Leaders on the Senate Intelligence Committee on Friday introduced a draft bill that appears aimed at forcing tech companies to more quickly spy on their customers when ordered by the courts. However, privacy advocates argued that it amounted more to an "Internet censorship bill."
Related Story: http://www.washingtonexaminer.com/article/2577390
The "Compliance with Court Orders Act," drafted by Chairman Sen. Richard Burr, R-N.C., and Ranking Member Sen. Dianne Feinstein, D-Calif., seeks to make "providers of communications services and products" comply with what the authors say is "the rule of law." In the event such companies are served with a court order demanding technical assistance, the legislation asks that they render the requested technical assistance in an "intelligible manner."
The legislation was initially inspired by Apple's resistance to helping the FBI access an iPhone used by perpetrators of December's terrorist attack in California. Apple appealed a court order demanding that the company assist, and the FBI withdrew its request before the appeal was heard, citing success at finding its own method of hacking the phone.
As a result, Burr and Feinstein's proposal likely would not have made a difference in the case. Additionally, had Apple exhausted the appeals process and refused to comply with a legitimate court order, the company and its executives still could have been charged with contempt of court.
The legislation, Feinstein and Burr emphasized, is a discussion draft subject to change.

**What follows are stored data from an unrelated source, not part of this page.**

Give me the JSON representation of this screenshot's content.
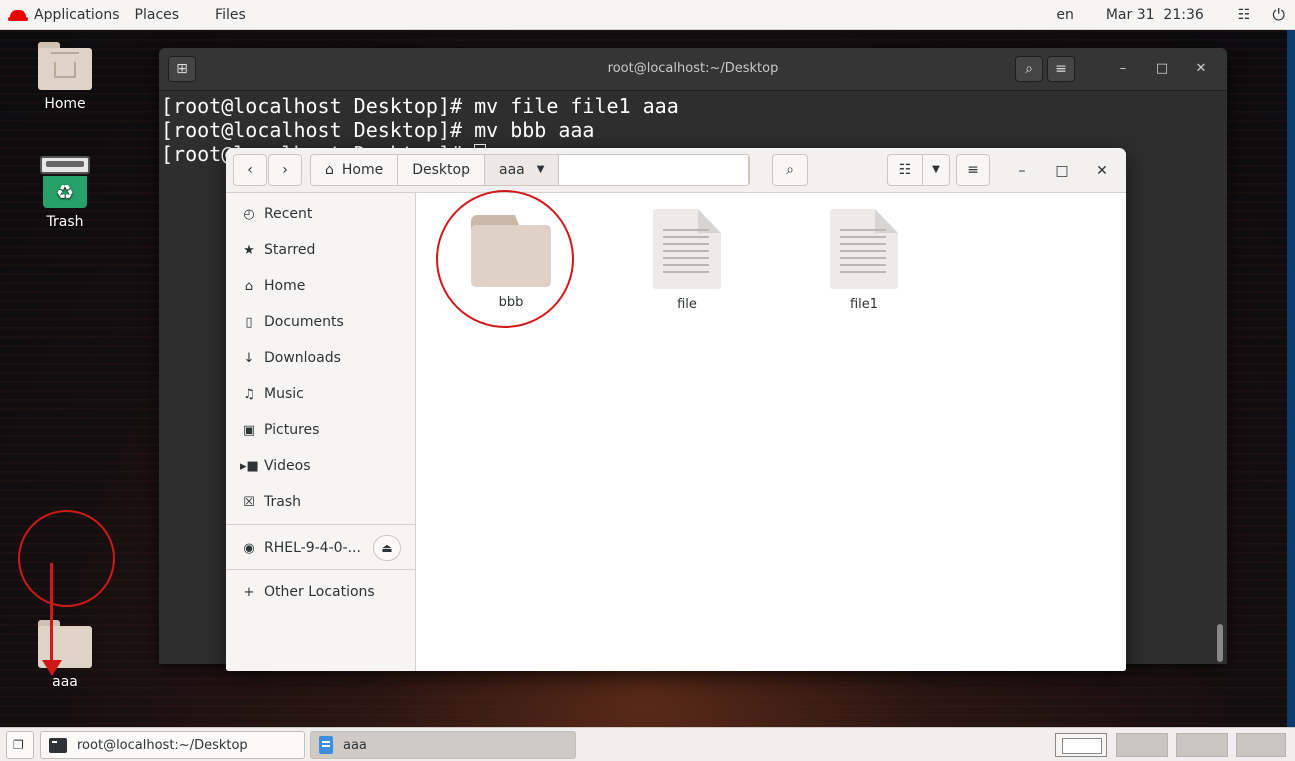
{
  "topbar": {
    "applications": "Applications",
    "places": "Places",
    "files": "Files",
    "language": "en",
    "datetime": "Mar 31  21:36",
    "network_icon": "network-icon",
    "power_icon": "power-icon"
  },
  "desktop": {
    "icons": [
      {
        "label": "Home",
        "icon": "home-folder-icon"
      },
      {
        "label": "Trash",
        "icon": "trash-icon"
      },
      {
        "label": "aaa",
        "icon": "folder-icon"
      }
    ]
  },
  "terminal": {
    "title": "root@localhost:~/Desktop",
    "lines": [
      "[root@localhost Desktop]# mv file file1 aaa",
      "[root@localhost Desktop]# mv bbb aaa",
      "[root@localhost Desktop]# "
    ]
  },
  "file_manager": {
    "breadcrumbs": [
      "Home",
      "Desktop",
      "aaa"
    ],
    "sidebar": [
      {
        "label": "Recent",
        "icon": "clock-icon"
      },
      {
        "label": "Starred",
        "icon": "star-icon"
      },
      {
        "label": "Home",
        "icon": "home-icon"
      },
      {
        "label": "Documents",
        "icon": "document-icon"
      },
      {
        "label": "Downloads",
        "icon": "download-icon"
      },
      {
        "label": "Music",
        "icon": "music-icon"
      },
      {
        "label": "Pictures",
        "icon": "camera-icon"
      },
      {
        "label": "Videos",
        "icon": "video-icon"
      },
      {
        "label": "Trash",
        "icon": "trash-icon"
      }
    ],
    "device": {
      "label": "RHEL-9-4-0-...",
      "icon": "disc-icon"
    },
    "other_locations": "Other Locations",
    "items": [
      {
        "name": "bbb",
        "type": "folder"
      },
      {
        "name": "file",
        "type": "document"
      },
      {
        "name": "file1",
        "type": "document"
      }
    ]
  },
  "taskbar": {
    "tasks": [
      {
        "label": "root@localhost:~/Desktop",
        "icon": "terminal-icon"
      },
      {
        "label": "aaa",
        "icon": "file-manager-icon"
      }
    ]
  },
  "colors": {
    "annotation": "#d11818",
    "folder": "#ddd2c5",
    "terminal_bg": "#2e2e2e"
  }
}
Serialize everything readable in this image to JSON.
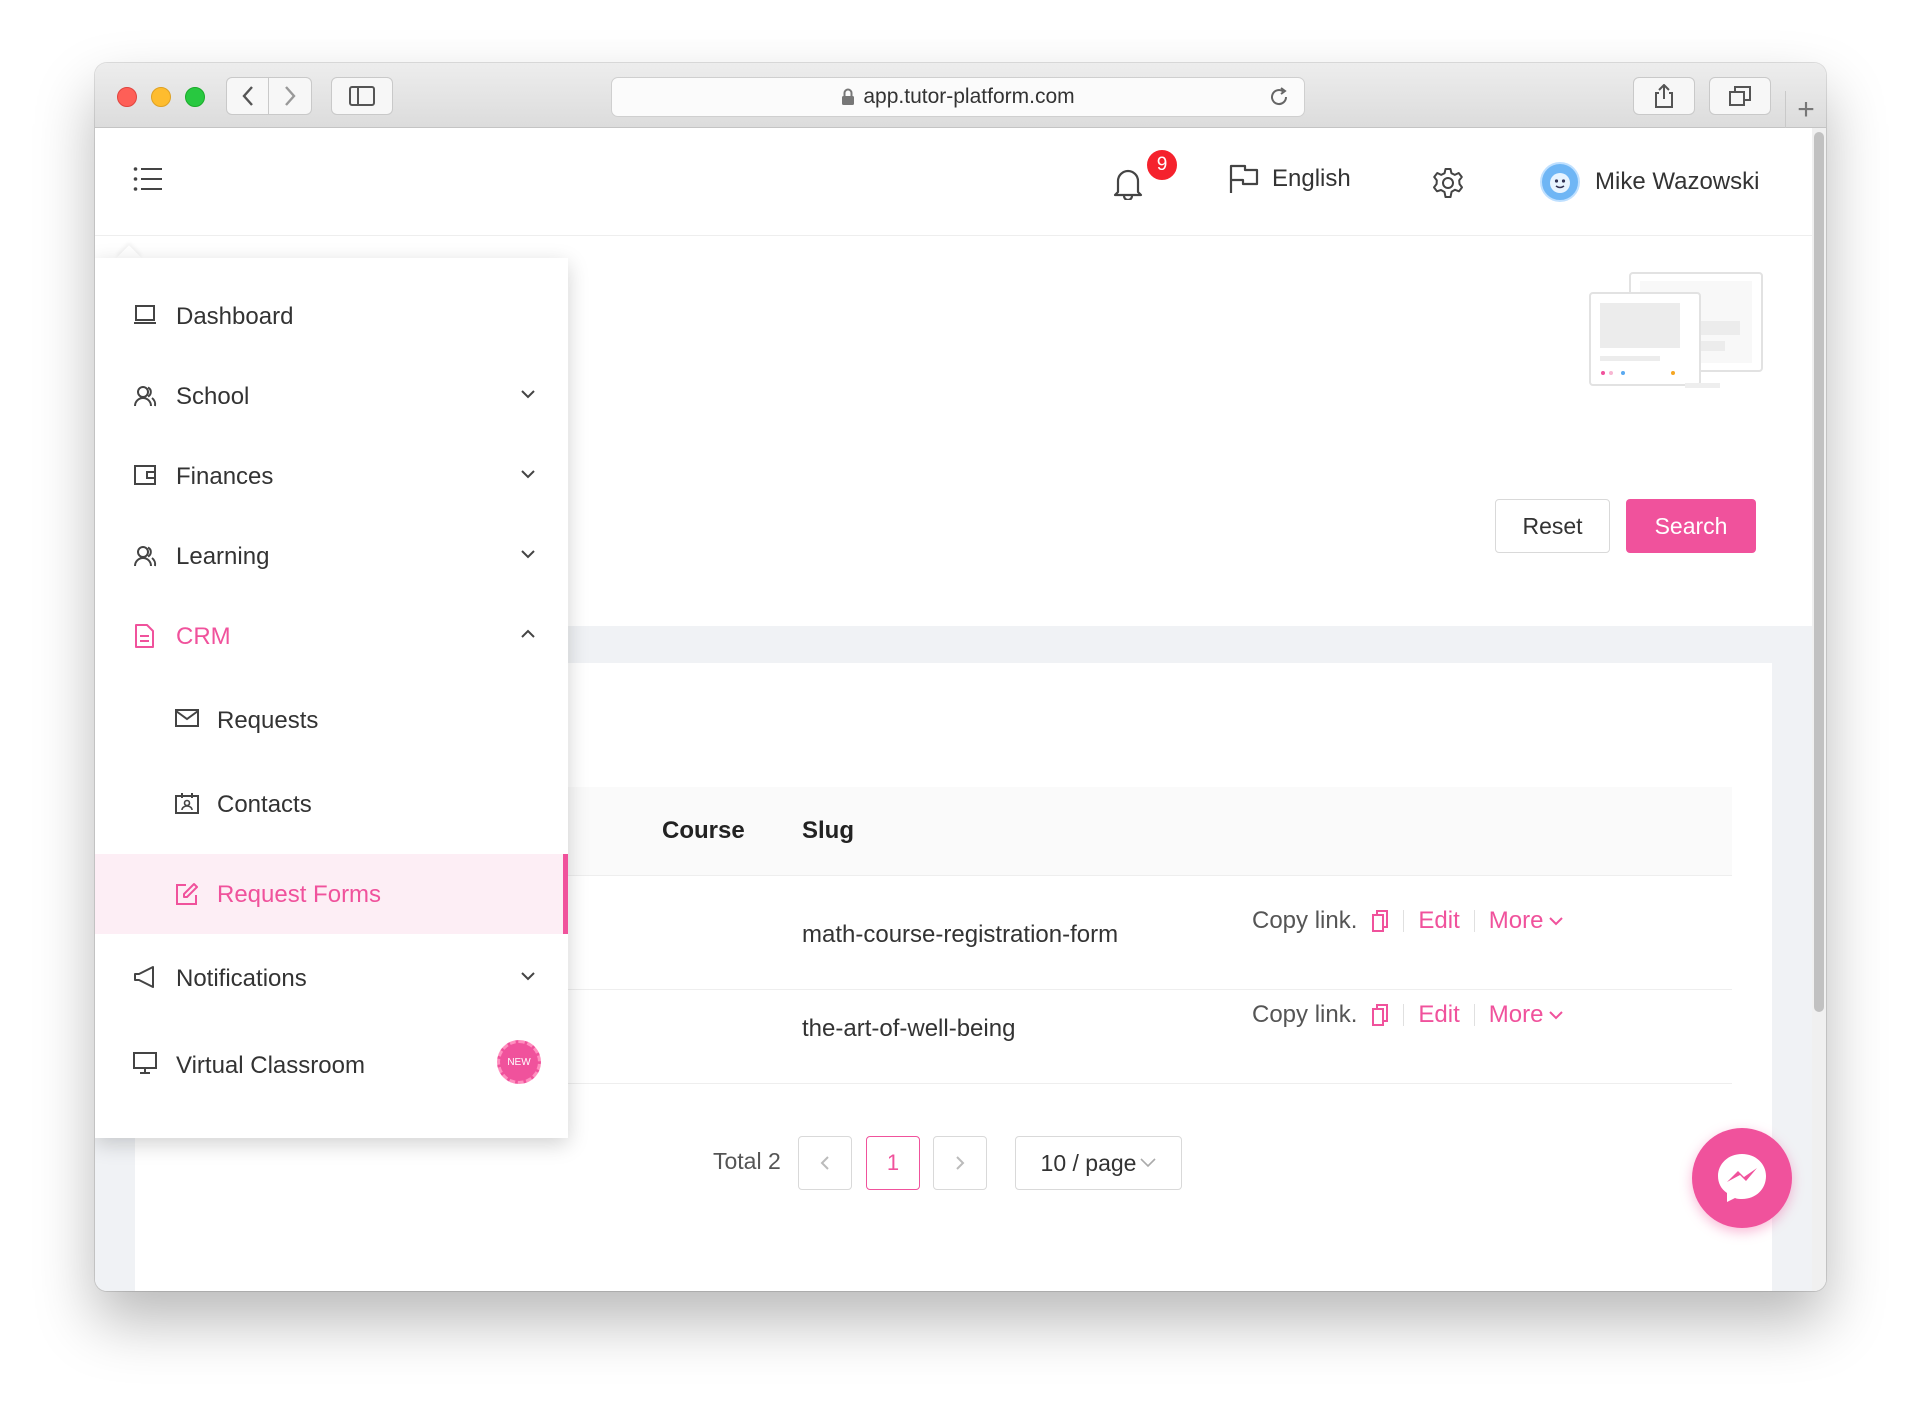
{
  "browser": {
    "url": "app.tutor-platform.com"
  },
  "header": {
    "notification_count": "9",
    "language": "English",
    "user_name": "Mike Wazowski"
  },
  "filters": {
    "reset_label": "Reset",
    "search_label": "Search"
  },
  "menu": {
    "items": [
      {
        "label": "Dashboard",
        "icon": "laptop-icon"
      },
      {
        "label": "School",
        "icon": "users-icon"
      },
      {
        "label": "Finances",
        "icon": "wallet-icon"
      },
      {
        "label": "Learning",
        "icon": "users-icon"
      },
      {
        "label": "CRM",
        "icon": "document-icon"
      },
      {
        "label": "Requests",
        "icon": "mail-icon"
      },
      {
        "label": "Contacts",
        "icon": "contact-card-icon"
      },
      {
        "label": "Request Forms",
        "icon": "edit-icon"
      },
      {
        "label": "Notifications",
        "icon": "megaphone-icon"
      },
      {
        "label": "Virtual Classroom",
        "icon": "monitor-icon"
      }
    ],
    "new_badge": "NEW"
  },
  "table": {
    "columns": [
      "Course",
      "Slug"
    ],
    "rows": [
      {
        "slug": "math-course-registration-form"
      },
      {
        "slug": "the-art-of-well-being"
      }
    ],
    "actions": {
      "copy": "Copy link.",
      "edit": "Edit",
      "more": "More"
    }
  },
  "pagination": {
    "total": "Total 2",
    "current": "1",
    "page_size": "10 / page"
  },
  "colors": {
    "accent": "#f0529c",
    "badge": "#f5222d"
  }
}
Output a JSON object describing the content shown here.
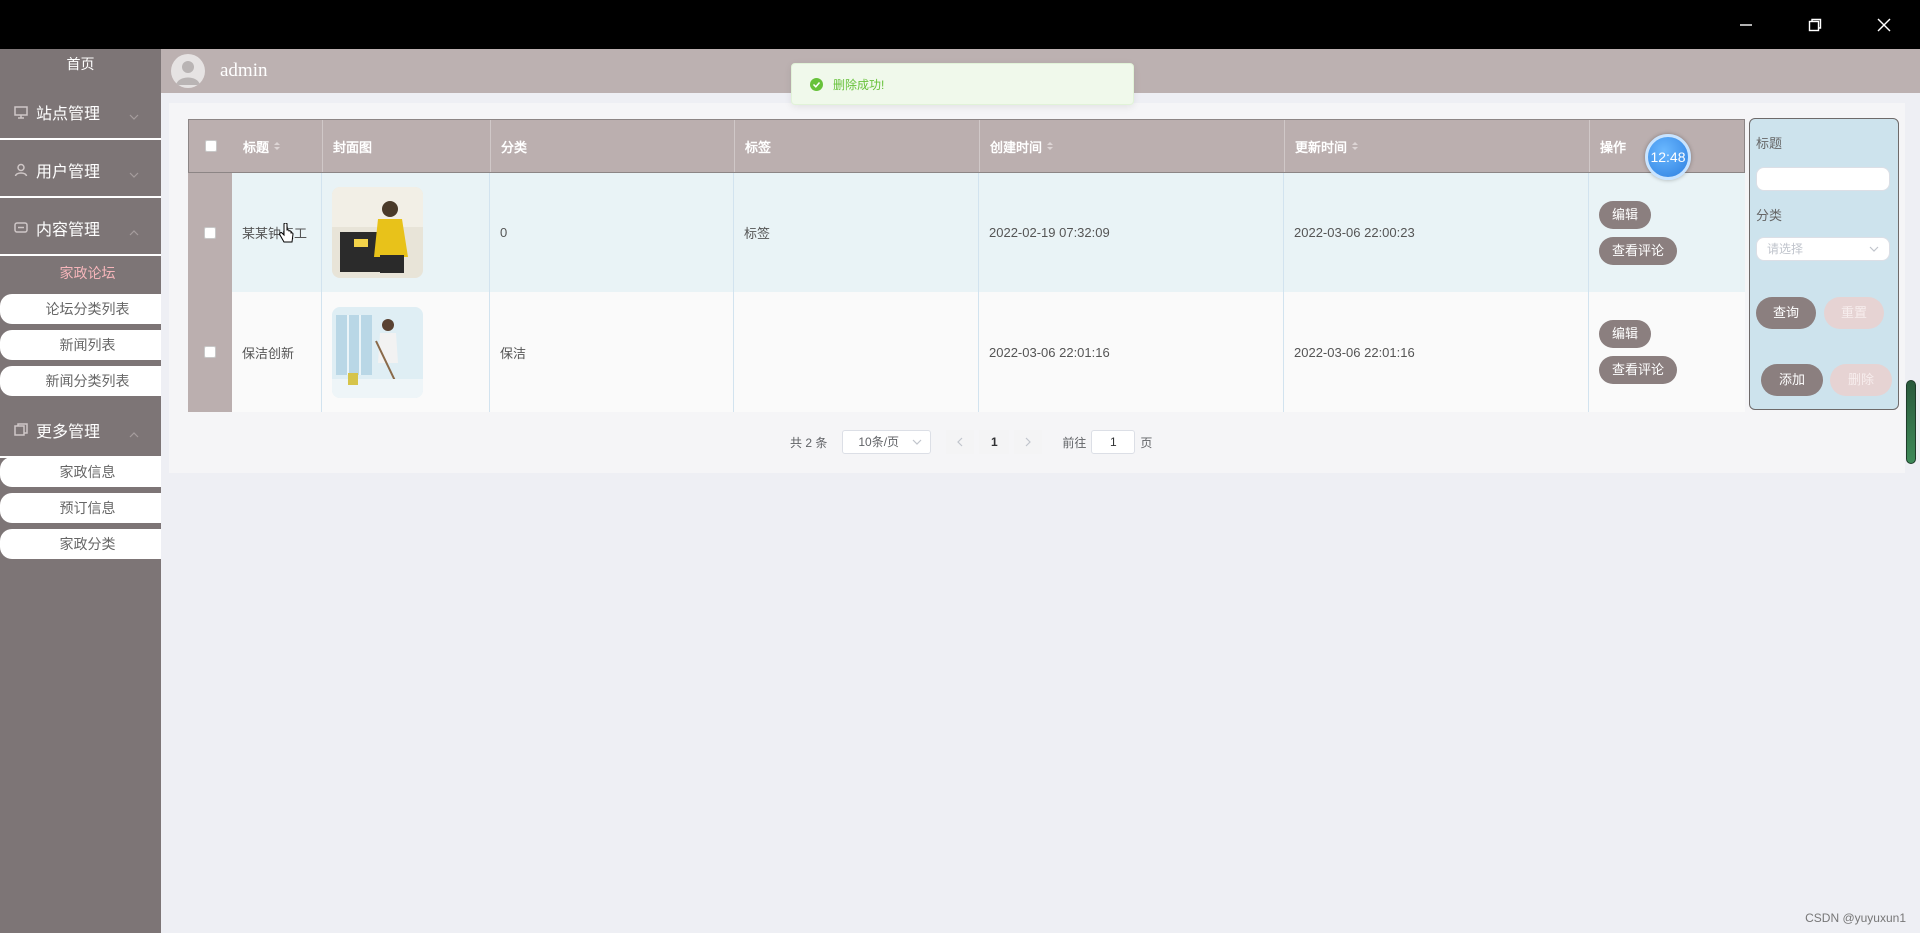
{
  "sidebar": {
    "home": "首页",
    "groups": {
      "site": "站点管理",
      "user": "用户管理",
      "content": "内容管理",
      "more": "更多管理"
    },
    "content_active": "家政论坛",
    "content_items": [
      "论坛分类列表",
      "新闻列表",
      "新闻分类列表"
    ],
    "more_items": [
      "家政信息",
      "预订信息",
      "家政分类"
    ]
  },
  "header": {
    "username": "admin"
  },
  "toast": {
    "message": "删除成功!"
  },
  "timer": {
    "text": "12:48"
  },
  "table": {
    "columns": {
      "title": "标题",
      "cover": "封面图",
      "category": "分类",
      "tags": "标签",
      "created": "创建时间",
      "updated": "更新时间",
      "actions": "操作"
    },
    "rows": [
      {
        "title": "某某钟点工",
        "category": "0",
        "tags": "标签",
        "created": "2022-02-19 07:32:09",
        "updated": "2022-03-06 22:00:23",
        "cover_icon": "cleaning-photo-icon"
      },
      {
        "title": "保洁创新",
        "category": "保洁",
        "tags": "",
        "created": "2022-03-06 22:01:16",
        "updated": "2022-03-06 22:01:16",
        "cover_icon": "mopping-photo-icon"
      }
    ],
    "edit_label": "编辑",
    "view_comments_label": "查看评论"
  },
  "filter": {
    "title_label": "标题",
    "title_value": "",
    "category_label": "分类",
    "category_placeholder": "请选择",
    "query_label": "查询",
    "reset_label": "重置",
    "add_label": "添加",
    "delete_label": "删除"
  },
  "pagination": {
    "total": "共 2 条",
    "page_size": "10条/页",
    "current_page": "1",
    "goto_prefix": "前往",
    "goto_value": "1",
    "goto_suffix": "页"
  },
  "watermark": "CSDN @yuyuxun1",
  "colors": {
    "sidebar_bg": "#7d7576",
    "header_bg": "#bcb1b1",
    "table_head_bg": "#bbafaf",
    "button_bg": "#8b7f7f",
    "filter_bg": "#cde3ed",
    "toast_green": "#67c23a",
    "active_link": "#f5b5ba"
  }
}
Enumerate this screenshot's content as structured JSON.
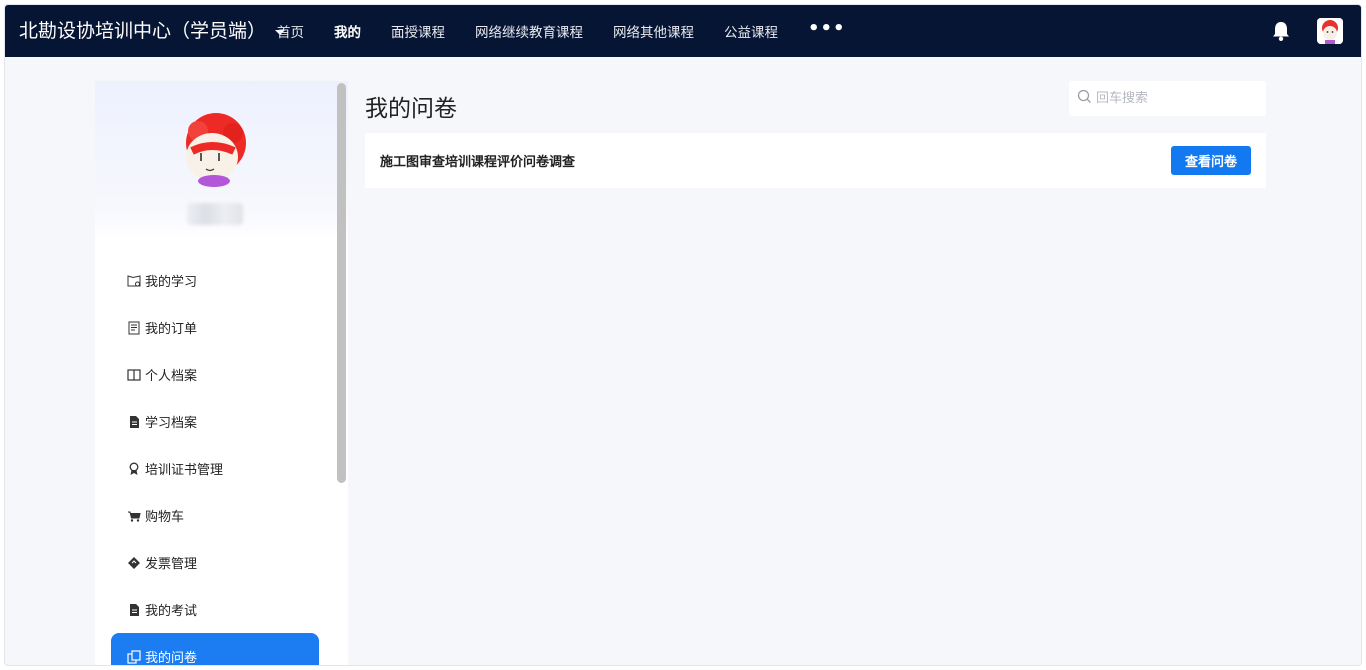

Friday's proposal does not spell out any additional civil or criminal penalties that would result from a failure to comply, and as a result, its relevance to the Apple case is tenuous. Yet Section 4 of the legislation spells out "communication identifying information." The term applies to routing information, Internet Protocol addresses, services address or identifiers used by parties to communication, and other details that effectively amount to metadata.
That excludes the contents of communication, but includes nearly everything else. Congress in November terminated the bulk metadata collection program that came to light in 2013 as a result of National Security Agency whistleblower Edward Snowden, and while a host of other programs still permit law enforcement to engage in the activity in different capacities, it generally requires a warrant identifying individuals or devices. The legislation introduced on Friday does not identify any similar requirement for court orders to be narrowly tailored.
Related Story: http://www.washingtonexaminer.com/article/2576203
Another component of the legislation would require all "license distributors" to ensure all "products, services, applications or software" they offer provide access for law enforcement. Kevin Bankston, the director of the New America Foundation's Open Technology Institute, described what that means in comments to Wired.
"Apple's app store, Google's Play store, any platform for software applications somehow has to vet every app to ensure they have backdoored or little enough security to comply," Bankston said, which means the legislation would "seem to also be a massive Internet censorship bill."